Tamarac Vaporizer Company, Waxxy, Claims Competitor Stole Its Name

Tamarac Vaporizer Company, Waxxy, Claims Competitor Stole Its NameEXPAND
Courtesy Waxxy Vape

Vaporizer pens are the most high-tech way to inhale most everything nowadays: tobacco, marijuana.  The vaporizer industry is in its “Wild West” stage at the moment: Companies like G-Pen, which are endorsed by the rappers Wiz Khalifa and Snoop Dogg, have made hand-over-fist money in the last few years, and knockoff pens can be found all over the internet.

Jeff Wright, age 24, says that in 2015, he read an article in High Times magazine about a vaporizer called the Waxxy, which was manufactured by a California company called Kandy Pens. There was a problem: Wright, who started his own vaporizer company in Tamarac in 2014, owns the Waxxy name. He contends the man who owns Kandy Pens, Graham Gibson, knowingly stole it. On February 16, Wright sued Gibson in federal court.

In Florida, vaporizers have created something of a conundrum for state lawmakers, who are now scrambling to regulate the industry: Last year, the state made it illegal to sell an electronic cigarette to anyone under the age of 18. On January 6, state Rep. Shawn Harrison introduced a bill to ban the usage of vaporizers in public places, like restaurants and shopping malls. According to a 2015 Miami Herald piece, vaporizer sales grew nationally from $1 billion to $3.5 billion from 2012 to 2015.

A 2015 Florida Department of Health study found that one in three Florida high-schoolers had smoked from a vaporizer or electronic cigarette.

Wright, who lives in Fort Lauderdale, says he got into the vaporizer business after selling cheap vaporizer pens on eBay.

“They were just generic ones,” he tells New Times. “White label, kinda resembled the ones from the G-Pen brand. But we were amazed at how fast they were selling.” So, he says, he and two other friends decided to start their own vaporizer company, "Waxxy Vape."

Wright grew up in Jamaica, but says he moved to Fort Lauderdale about 10 years ago with his father. He attended Piper High School in Sunrise. He says that once he and his friends decided to start the company, they got to work building a website, and then hired an engineer to design a high-tech ventilation system inside the vaporizer pen. His company claims in promotional material that the pen uses the same technology as a jet turbine to deliver vapor to customers’ mouths. He says he even found a company in China to help manufacture the product.

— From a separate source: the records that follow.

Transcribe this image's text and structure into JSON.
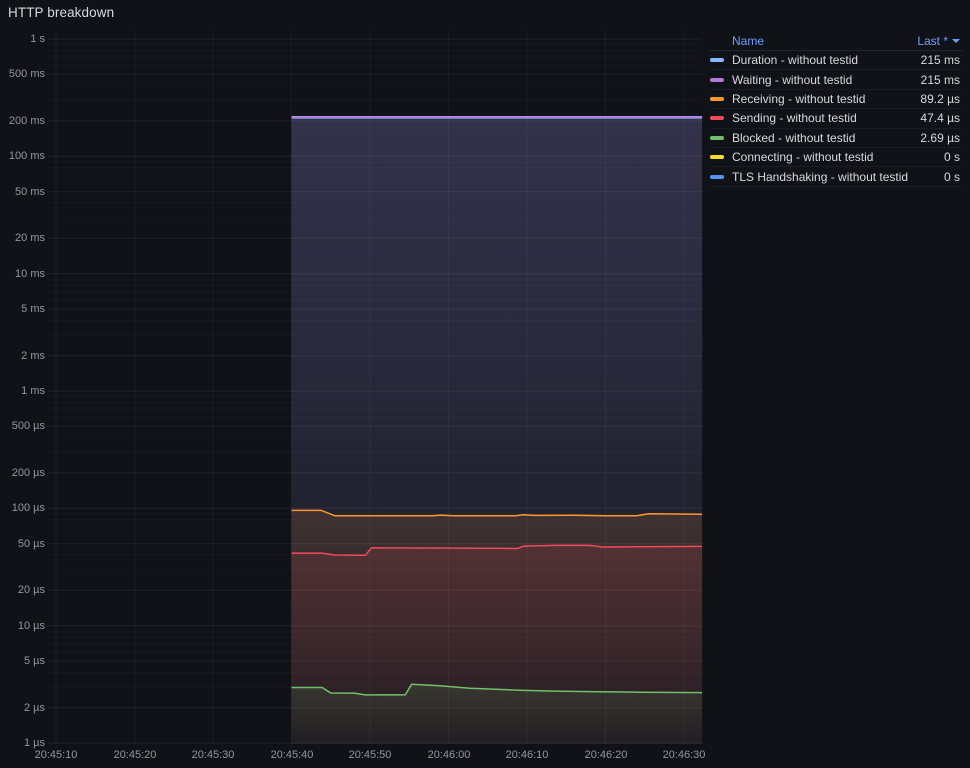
{
  "panel": {
    "title": "HTTP breakdown"
  },
  "legend": {
    "name_header": "Name",
    "last_header": "Last *",
    "sort_icon": "caret-down-icon"
  },
  "colors": {
    "background": "#111217",
    "text": "#d8d9da",
    "link": "#6e9fff",
    "grid": "#ccccdc"
  },
  "chart_data": {
    "type": "line",
    "title": "HTTP breakdown",
    "xlabel": "",
    "ylabel": "",
    "y_scale": "log10",
    "y_unit": "seconds",
    "grid": true,
    "legend_position": "right-table",
    "legend_columns": [
      "Name",
      "Last *"
    ],
    "x_ticks": [
      {
        "t": 10,
        "label": "20:45:10"
      },
      {
        "t": 20,
        "label": "20:45:20"
      },
      {
        "t": 30,
        "label": "20:45:30"
      },
      {
        "t": 40,
        "label": "20:45:40"
      },
      {
        "t": 50,
        "label": "20:45:50"
      },
      {
        "t": 60,
        "label": "20:46:00"
      },
      {
        "t": 70,
        "label": "20:46:10"
      },
      {
        "t": 80,
        "label": "20:46:20"
      },
      {
        "t": 90,
        "label": "20:46:30"
      }
    ],
    "y_ticks": [
      {
        "v": 1000000,
        "label": "1 s"
      },
      {
        "v": 500000,
        "label": "500 ms"
      },
      {
        "v": 200000,
        "label": "200 ms"
      },
      {
        "v": 100000,
        "label": "100 ms"
      },
      {
        "v": 50000,
        "label": "50 ms"
      },
      {
        "v": 20000,
        "label": "20 ms"
      },
      {
        "v": 10000,
        "label": "10 ms"
      },
      {
        "v": 5000,
        "label": "5 ms"
      },
      {
        "v": 2000,
        "label": "2 ms"
      },
      {
        "v": 1000,
        "label": "1 ms"
      },
      {
        "v": 500,
        "label": "500 µs"
      },
      {
        "v": 200,
        "label": "200 µs"
      },
      {
        "v": 100,
        "label": "100 µs"
      },
      {
        "v": 50,
        "label": "50 µs"
      },
      {
        "v": 20,
        "label": "20 µs"
      },
      {
        "v": 10,
        "label": "10 µs"
      },
      {
        "v": 5,
        "label": "5 µs"
      },
      {
        "v": 2,
        "label": "2 µs"
      },
      {
        "v": 1,
        "label": "1 µs"
      }
    ],
    "time_range_shown": [
      "20:45:10",
      "20:46:32"
    ],
    "series": [
      {
        "label": "Duration - without testid",
        "color": "#8ab8ff",
        "last": "215 ms",
        "points_unit": "µs",
        "points": [
          [
            40,
            215000
          ],
          [
            92.3,
            215000
          ]
        ]
      },
      {
        "label": "Waiting - without testid",
        "color": "#b877d9",
        "last": "215 ms",
        "points_unit": "µs",
        "points": [
          [
            40,
            215000
          ],
          [
            92.3,
            215000
          ]
        ]
      },
      {
        "label": "Receiving - without testid",
        "color": "#ff9830",
        "last": "89.2 µs",
        "points_unit": "µs",
        "points": [
          [
            40,
            96
          ],
          [
            43.8,
            96
          ],
          [
            45.5,
            86.5
          ],
          [
            58,
            86.5
          ],
          [
            59,
            87.5
          ],
          [
            60.5,
            86.5
          ],
          [
            68.5,
            86.5
          ],
          [
            69.5,
            88
          ],
          [
            71,
            87
          ],
          [
            76,
            87.2
          ],
          [
            80,
            86.5
          ],
          [
            84,
            86.5
          ],
          [
            85.5,
            90
          ],
          [
            92.3,
            89.2
          ]
        ]
      },
      {
        "label": "Sending - without testid",
        "color": "#f2495c",
        "last": "47.4 µs",
        "points_unit": "µs",
        "points": [
          [
            40,
            41.5
          ],
          [
            43.9,
            41.5
          ],
          [
            45.5,
            40
          ],
          [
            49.4,
            39.8
          ],
          [
            50.2,
            46.1
          ],
          [
            62,
            45.8
          ],
          [
            68.8,
            45.5
          ],
          [
            69.6,
            47.7
          ],
          [
            73.6,
            48.3
          ],
          [
            78,
            48.3
          ],
          [
            79.6,
            46.8
          ],
          [
            92.3,
            47.4
          ]
        ]
      },
      {
        "label": "Blocked - without testid",
        "color": "#73bf69",
        "last": "2.69 µs",
        "points_unit": "µs",
        "points": [
          [
            40,
            2.97
          ],
          [
            43.9,
            2.97
          ],
          [
            45,
            2.67
          ],
          [
            48,
            2.66
          ],
          [
            49.4,
            2.57
          ],
          [
            54.5,
            2.57
          ],
          [
            55.3,
            3.17
          ],
          [
            58.9,
            3.08
          ],
          [
            62.7,
            2.93
          ],
          [
            69.1,
            2.82
          ],
          [
            73.6,
            2.77
          ],
          [
            78,
            2.74
          ],
          [
            84.4,
            2.71
          ],
          [
            92.3,
            2.69
          ]
        ]
      },
      {
        "label": "Connecting - without testid",
        "color": "#fade2a",
        "last": "0 s",
        "points_unit": "µs",
        "points": []
      },
      {
        "label": "TLS Handshaking - without testid",
        "color": "#5794f2",
        "last": "0 s",
        "points_unit": "µs",
        "points": []
      }
    ]
  }
}
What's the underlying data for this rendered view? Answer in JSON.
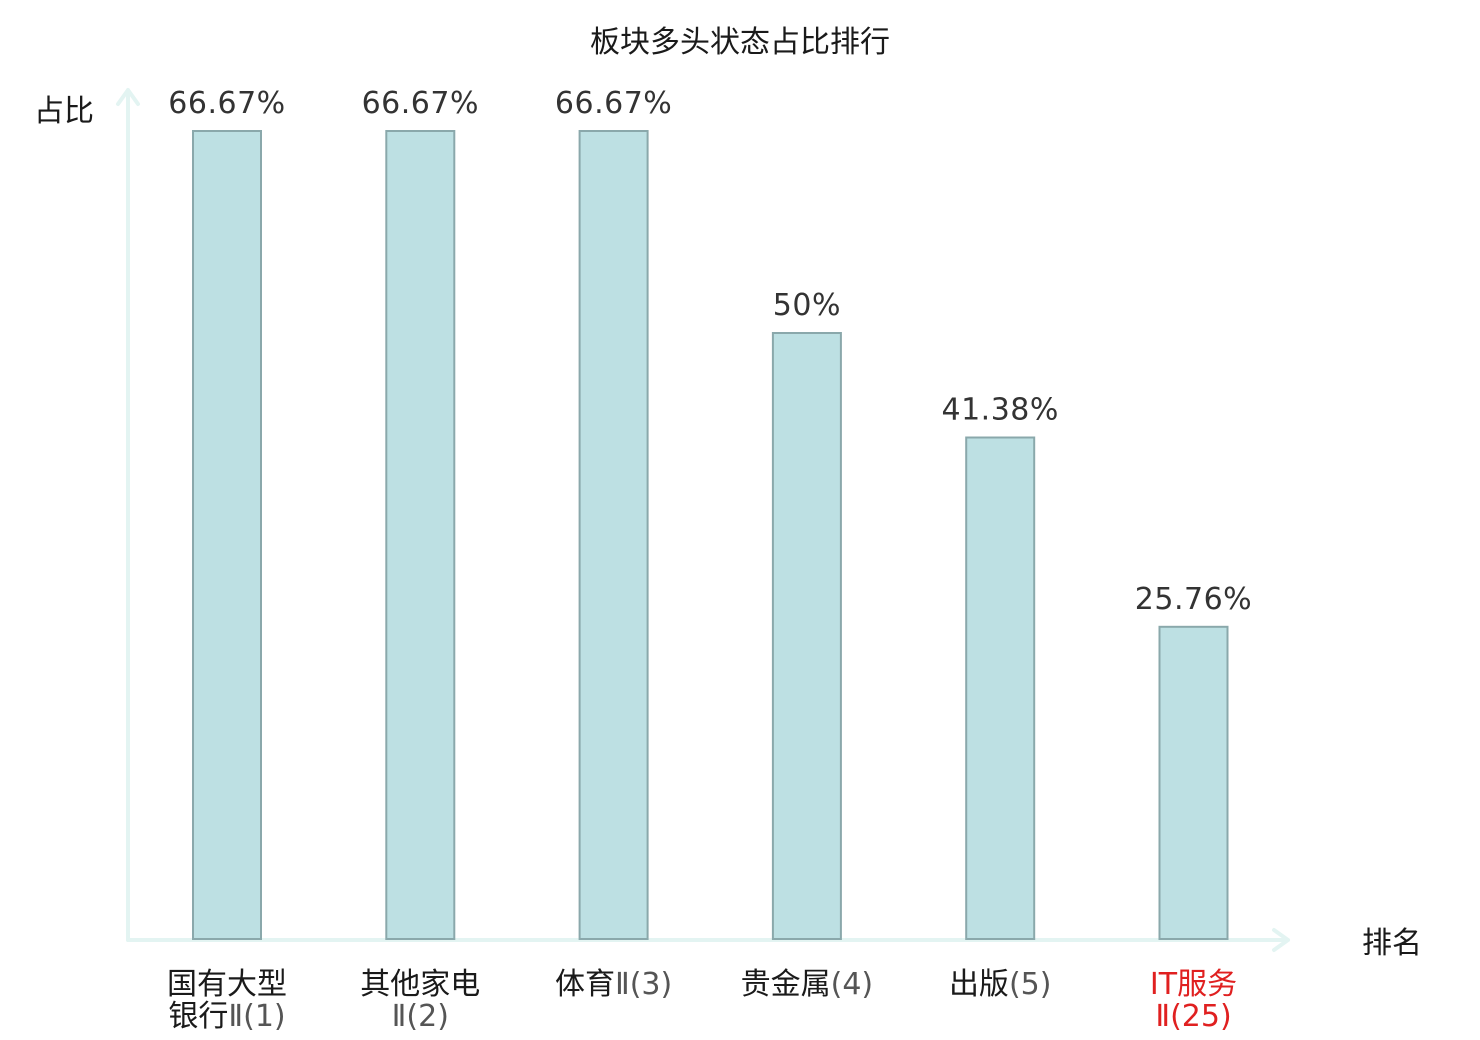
{
  "chart_data": {
    "type": "bar",
    "title": "板块多头状态占比排行",
    "ylabel": "占比",
    "xlabel": "排名",
    "categories": [
      {
        "lines": [
          {
            "name": "国有大型",
            "rank": ""
          },
          {
            "name": "银行",
            "rank": "Ⅱ(1)"
          }
        ],
        "highlight": false
      },
      {
        "lines": [
          {
            "name": "其他家电",
            "rank": ""
          },
          {
            "name": "",
            "rank": "Ⅱ(2)"
          }
        ],
        "highlight": false
      },
      {
        "lines": [
          {
            "name": "体育",
            "rank": "Ⅱ(3)"
          }
        ],
        "highlight": false
      },
      {
        "lines": [
          {
            "name": "贵金属",
            "rank": "(4)"
          }
        ],
        "highlight": false
      },
      {
        "lines": [
          {
            "name": "出版",
            "rank": "(5)"
          }
        ],
        "highlight": false
      },
      {
        "lines": [
          {
            "name": "IT服务",
            "rank": ""
          },
          {
            "name": "",
            "rank": "Ⅱ(25)"
          }
        ],
        "highlight": true
      }
    ],
    "values": [
      66.67,
      66.67,
      66.67,
      50,
      41.38,
      25.76
    ],
    "value_labels": [
      "66.67%",
      "66.67%",
      "66.67%",
      "50%",
      "41.38%",
      "25.76%"
    ],
    "ylim": [
      0,
      66.67
    ],
    "grid": false,
    "colors": {
      "bar_fill": "#bde0e3",
      "bar_stroke": "#8aa8ab",
      "axis": "#e3f4f2",
      "highlight": "#e02020"
    }
  }
}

“We’d seen this need for originality,” he said. “Most of the vaporizers were just rebranded G-Pens.”

On October 10, 2014, Wright and his team filed to trademark the word “Waxxy” with the U.S. Patent and Trademark Office.

But before the trademark was approved, Wright claims Gibson contacted his firm on Facebook last March, asking out-of-the-blue if he could buy Wright’s entire company.

“Are you guys interested in selling your company?” Gibson asked, according to photos of the Facebook Messenger conversation, which were included in the complaint. “Where can I get a sample?”

“Hi were not interested in selling our company,” [sic] a Waxxy representative wrote back. “Send me your number and I will give you a call to discuss getting you a sample.”

The lawsuit claims Gibson discussed some sort of business venture with the trio from Waxxy, but nothing materialized. Gibson did not respond to calls or a Facebook message sent by New Times.

“I called him several times, and spoke with them several times,” Wright says. “He gave us his personal number. He said he was moving from a warehouse in Arizona, and was busy with that.” After a few more phone calls, Wright says Gibson “fell off the map.”

Until, however, Wright noticed the High Times article, and Kandy Pens’ Instagram page, where photos of a vape called “Waxxy” had been posted.

“He just took the name and started running with it,” Wright says.

It isn't the first time Gibson, based in Arizona, has been accused of wrongdoing. Gibson formerly ran a series of health-food companies in Arizona, California, and Delaware. In 2010, the Federal Trade Commission sued Gibson for making false claims in his ads, including charging customers for “free” trials, and saying his products had been endorsed by Oprah Winfrey and Rachael Ray. In 2012, Gibson settled with the FTC, and agreed to pay the agency $1.5 million.

In April 2015, Gibson told a Phoenix tech-news website, which referred to Gibson as a “serial entrepreneur,” that he wanted Kandy Pens to become the “Apple of the portable Vape industry.”

But Wright says the lawsuit has crippled his business. Waxxy, his company, has yet to start selling vapes — he says the money the company would have used for product development has now gone into the lawsuit.

Of course it’s gonna hurt the business,” he said, adding: “But now we’re focused on tackling this lawsuit. You don’t want to be pushing a product that someone else is pushing. You have to address that first.”